You need to implement an "industrialised anonymisation service" capable of meeting the needs of all the IT teams, who will be the most affected:
- have the capacity to address all technologies (while respecting their licensing and support rules, of course);
- offer high-performance, intelligent sampling: you don't just look at the first 1,000 lines... you look for a representative set of data in a data source and in subsidiary repositories (to guarantee referential integrity between applications);
- guarantee high-performance service levels: offer on-demand or automated anonymisation;
- provide a library of complete anonymisation formats (random replacement, data deletion, rewriting, etc.).
This anonymisation service will then bring about positive changes in the working methods of IT teams, with minimal impact on their day-to-day work.
Choosing the right tools
As you will have realised, this subject is not ultimately driven by technology.
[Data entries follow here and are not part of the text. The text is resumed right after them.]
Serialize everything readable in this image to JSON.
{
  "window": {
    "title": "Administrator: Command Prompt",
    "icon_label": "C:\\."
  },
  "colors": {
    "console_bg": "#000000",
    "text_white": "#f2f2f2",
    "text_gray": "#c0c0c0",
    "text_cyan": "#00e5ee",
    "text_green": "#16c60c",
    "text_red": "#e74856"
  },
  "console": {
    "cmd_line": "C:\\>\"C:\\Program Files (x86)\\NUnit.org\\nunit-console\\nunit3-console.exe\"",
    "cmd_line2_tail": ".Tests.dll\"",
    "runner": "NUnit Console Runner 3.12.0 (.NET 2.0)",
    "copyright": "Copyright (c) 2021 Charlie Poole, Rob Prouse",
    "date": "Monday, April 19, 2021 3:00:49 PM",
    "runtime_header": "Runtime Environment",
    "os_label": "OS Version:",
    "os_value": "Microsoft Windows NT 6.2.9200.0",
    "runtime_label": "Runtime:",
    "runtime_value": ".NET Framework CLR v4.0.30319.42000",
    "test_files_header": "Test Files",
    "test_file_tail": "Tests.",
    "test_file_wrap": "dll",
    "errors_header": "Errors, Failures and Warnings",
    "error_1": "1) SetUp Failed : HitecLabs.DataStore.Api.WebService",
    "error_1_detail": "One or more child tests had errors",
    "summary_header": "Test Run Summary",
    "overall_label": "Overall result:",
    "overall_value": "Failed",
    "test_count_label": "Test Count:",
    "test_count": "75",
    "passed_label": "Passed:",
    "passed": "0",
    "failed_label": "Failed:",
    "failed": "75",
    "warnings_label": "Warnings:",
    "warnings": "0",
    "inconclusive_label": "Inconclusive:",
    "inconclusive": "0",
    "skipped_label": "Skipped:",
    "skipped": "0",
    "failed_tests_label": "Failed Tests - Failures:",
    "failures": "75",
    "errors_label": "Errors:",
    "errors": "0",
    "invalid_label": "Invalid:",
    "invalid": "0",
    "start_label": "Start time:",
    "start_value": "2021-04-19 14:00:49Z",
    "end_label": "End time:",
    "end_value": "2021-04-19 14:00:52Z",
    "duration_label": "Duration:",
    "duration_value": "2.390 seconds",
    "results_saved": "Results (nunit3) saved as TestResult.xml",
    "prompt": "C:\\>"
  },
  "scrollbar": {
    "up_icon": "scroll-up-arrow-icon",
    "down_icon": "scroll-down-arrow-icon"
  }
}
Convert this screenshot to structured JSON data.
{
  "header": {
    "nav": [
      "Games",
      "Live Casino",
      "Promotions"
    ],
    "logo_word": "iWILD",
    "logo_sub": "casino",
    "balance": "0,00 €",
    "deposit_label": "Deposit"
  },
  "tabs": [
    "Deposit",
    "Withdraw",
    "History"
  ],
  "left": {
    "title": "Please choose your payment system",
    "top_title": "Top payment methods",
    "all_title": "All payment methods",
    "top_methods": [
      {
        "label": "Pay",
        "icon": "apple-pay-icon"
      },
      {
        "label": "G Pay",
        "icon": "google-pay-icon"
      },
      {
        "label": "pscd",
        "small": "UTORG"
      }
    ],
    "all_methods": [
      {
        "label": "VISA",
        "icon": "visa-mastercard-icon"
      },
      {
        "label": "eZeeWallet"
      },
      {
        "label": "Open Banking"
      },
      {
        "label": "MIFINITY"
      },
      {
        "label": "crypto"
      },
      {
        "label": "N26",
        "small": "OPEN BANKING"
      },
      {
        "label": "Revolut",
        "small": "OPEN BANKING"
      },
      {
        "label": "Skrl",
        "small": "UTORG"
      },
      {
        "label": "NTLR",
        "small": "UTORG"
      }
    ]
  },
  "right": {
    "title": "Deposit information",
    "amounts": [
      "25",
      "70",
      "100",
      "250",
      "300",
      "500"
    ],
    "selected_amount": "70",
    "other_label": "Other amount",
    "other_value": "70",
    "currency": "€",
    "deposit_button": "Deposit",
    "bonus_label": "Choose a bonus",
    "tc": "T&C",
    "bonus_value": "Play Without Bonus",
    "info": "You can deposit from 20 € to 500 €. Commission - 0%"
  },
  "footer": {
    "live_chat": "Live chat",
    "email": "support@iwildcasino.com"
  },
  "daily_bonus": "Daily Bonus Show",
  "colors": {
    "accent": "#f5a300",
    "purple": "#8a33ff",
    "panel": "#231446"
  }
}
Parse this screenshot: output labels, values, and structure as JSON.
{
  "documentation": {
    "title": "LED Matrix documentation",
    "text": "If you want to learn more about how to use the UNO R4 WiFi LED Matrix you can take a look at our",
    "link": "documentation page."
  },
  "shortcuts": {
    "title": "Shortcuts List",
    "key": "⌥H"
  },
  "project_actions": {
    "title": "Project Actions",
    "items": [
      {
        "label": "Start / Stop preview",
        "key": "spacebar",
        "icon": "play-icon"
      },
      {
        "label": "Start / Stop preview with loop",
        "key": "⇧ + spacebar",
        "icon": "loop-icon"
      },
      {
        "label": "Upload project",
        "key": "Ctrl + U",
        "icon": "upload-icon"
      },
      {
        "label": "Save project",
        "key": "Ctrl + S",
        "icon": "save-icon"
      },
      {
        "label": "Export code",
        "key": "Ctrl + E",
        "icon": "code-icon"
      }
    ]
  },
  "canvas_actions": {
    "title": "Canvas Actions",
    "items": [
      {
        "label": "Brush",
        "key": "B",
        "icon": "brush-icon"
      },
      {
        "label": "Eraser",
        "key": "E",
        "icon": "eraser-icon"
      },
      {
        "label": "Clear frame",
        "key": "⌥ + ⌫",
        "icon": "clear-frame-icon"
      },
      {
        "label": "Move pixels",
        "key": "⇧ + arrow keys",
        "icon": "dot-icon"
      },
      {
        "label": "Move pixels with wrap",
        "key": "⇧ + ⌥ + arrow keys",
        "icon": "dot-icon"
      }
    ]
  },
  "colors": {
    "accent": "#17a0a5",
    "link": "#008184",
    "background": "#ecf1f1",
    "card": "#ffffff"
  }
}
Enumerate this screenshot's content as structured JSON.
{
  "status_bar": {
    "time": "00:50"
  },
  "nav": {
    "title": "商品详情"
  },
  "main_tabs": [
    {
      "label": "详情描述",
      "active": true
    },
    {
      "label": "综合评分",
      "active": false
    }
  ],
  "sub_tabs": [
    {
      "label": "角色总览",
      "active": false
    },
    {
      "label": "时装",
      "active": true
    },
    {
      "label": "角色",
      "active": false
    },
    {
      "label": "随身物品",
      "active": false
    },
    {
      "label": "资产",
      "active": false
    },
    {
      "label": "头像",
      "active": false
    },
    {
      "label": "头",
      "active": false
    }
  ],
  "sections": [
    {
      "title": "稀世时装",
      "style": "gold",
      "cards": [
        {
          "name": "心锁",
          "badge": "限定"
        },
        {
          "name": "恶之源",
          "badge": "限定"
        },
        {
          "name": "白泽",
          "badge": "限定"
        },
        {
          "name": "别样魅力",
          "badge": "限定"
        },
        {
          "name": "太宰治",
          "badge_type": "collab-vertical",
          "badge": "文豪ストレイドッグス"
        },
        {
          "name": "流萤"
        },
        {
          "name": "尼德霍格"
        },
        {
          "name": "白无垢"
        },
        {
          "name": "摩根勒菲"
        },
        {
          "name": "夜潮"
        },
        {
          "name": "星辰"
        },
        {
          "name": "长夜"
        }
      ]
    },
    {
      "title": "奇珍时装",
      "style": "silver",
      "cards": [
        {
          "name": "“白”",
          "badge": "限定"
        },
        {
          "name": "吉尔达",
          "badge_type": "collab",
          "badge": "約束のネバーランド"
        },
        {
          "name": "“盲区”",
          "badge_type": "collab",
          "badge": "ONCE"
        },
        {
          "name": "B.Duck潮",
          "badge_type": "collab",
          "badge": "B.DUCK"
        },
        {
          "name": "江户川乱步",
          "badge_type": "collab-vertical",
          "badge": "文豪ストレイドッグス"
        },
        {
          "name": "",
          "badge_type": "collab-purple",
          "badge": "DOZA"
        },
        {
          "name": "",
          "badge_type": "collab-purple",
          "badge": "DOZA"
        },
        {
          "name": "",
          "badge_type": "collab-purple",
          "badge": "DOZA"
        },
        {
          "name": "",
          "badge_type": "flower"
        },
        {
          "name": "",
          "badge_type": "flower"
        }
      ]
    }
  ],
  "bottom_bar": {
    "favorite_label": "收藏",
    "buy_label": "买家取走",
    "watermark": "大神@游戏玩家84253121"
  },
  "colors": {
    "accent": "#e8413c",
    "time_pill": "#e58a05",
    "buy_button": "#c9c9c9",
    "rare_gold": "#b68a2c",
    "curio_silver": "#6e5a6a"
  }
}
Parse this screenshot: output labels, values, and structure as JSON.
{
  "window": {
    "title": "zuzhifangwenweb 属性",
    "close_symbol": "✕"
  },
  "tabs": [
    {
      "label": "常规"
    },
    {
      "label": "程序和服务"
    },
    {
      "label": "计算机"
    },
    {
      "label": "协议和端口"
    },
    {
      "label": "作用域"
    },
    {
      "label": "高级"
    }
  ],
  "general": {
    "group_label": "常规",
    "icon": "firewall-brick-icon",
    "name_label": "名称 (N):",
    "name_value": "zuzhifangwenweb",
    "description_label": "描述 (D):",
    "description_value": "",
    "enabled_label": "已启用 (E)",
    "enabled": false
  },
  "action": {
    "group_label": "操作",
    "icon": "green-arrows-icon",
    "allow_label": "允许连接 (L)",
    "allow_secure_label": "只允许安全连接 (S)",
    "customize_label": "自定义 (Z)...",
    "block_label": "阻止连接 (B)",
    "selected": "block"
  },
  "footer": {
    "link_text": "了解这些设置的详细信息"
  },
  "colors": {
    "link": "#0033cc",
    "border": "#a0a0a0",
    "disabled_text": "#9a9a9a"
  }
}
But what about the tools?
The literature will help you to understand the various anonymisation algorithms, such as 'k-anonymity', 'l-diversity', 't-proximity' or 'differential confidentiality', whose effectiveness and level of protection can be judged...
So many tools available to specialists to implement the right anonymisation for the right set of data.
Instead, I'd like to focus on an industrial anonymisation solution that guarantees :
- multi-source and multi-target connectivity, so as to be the central, unifying tool for the company, guaranteeing anonymisation that respects inter-application referential integrity ;
- a wizard, enabling the construction of anonymisation workflows tailored to the dataset (discovery of sensitive data in the source, proposal of suitable algorithms, preview of results, etc.);
- the ability to automate anonymisation chains to guarantee optimised service levels (night-time processing, on-demand dataset refreshing, etc.);
- ease of use, so that the team in charge of the anonymisation service can quickly and easily increase its skills and capacity.
Of course, the solution must guarantee that it itself complies with RGPD best practice: encryption, access control for privileged accounts, supervision... because the anonymisation infrastructure will be at the crossroads of personal data flows.
Oracle's " Data Masking Factory " initiative meets these requirements and has become an agnostic, high-performance solution for providing anonymisation services.
Personal data is no laughing matter
2018 is the year of the paradigm shift: it's the era of the realisation that our own personal data is what companies handle too lightly.
Everyone, at their own level, must integrate and understand that the game with data is over.
The RGPD is a reminder of good practice, of which anonymisation plays a key role.
More than just a technical project, we need an effective organisation and tools to provide business users with a high-performance anonymisation service.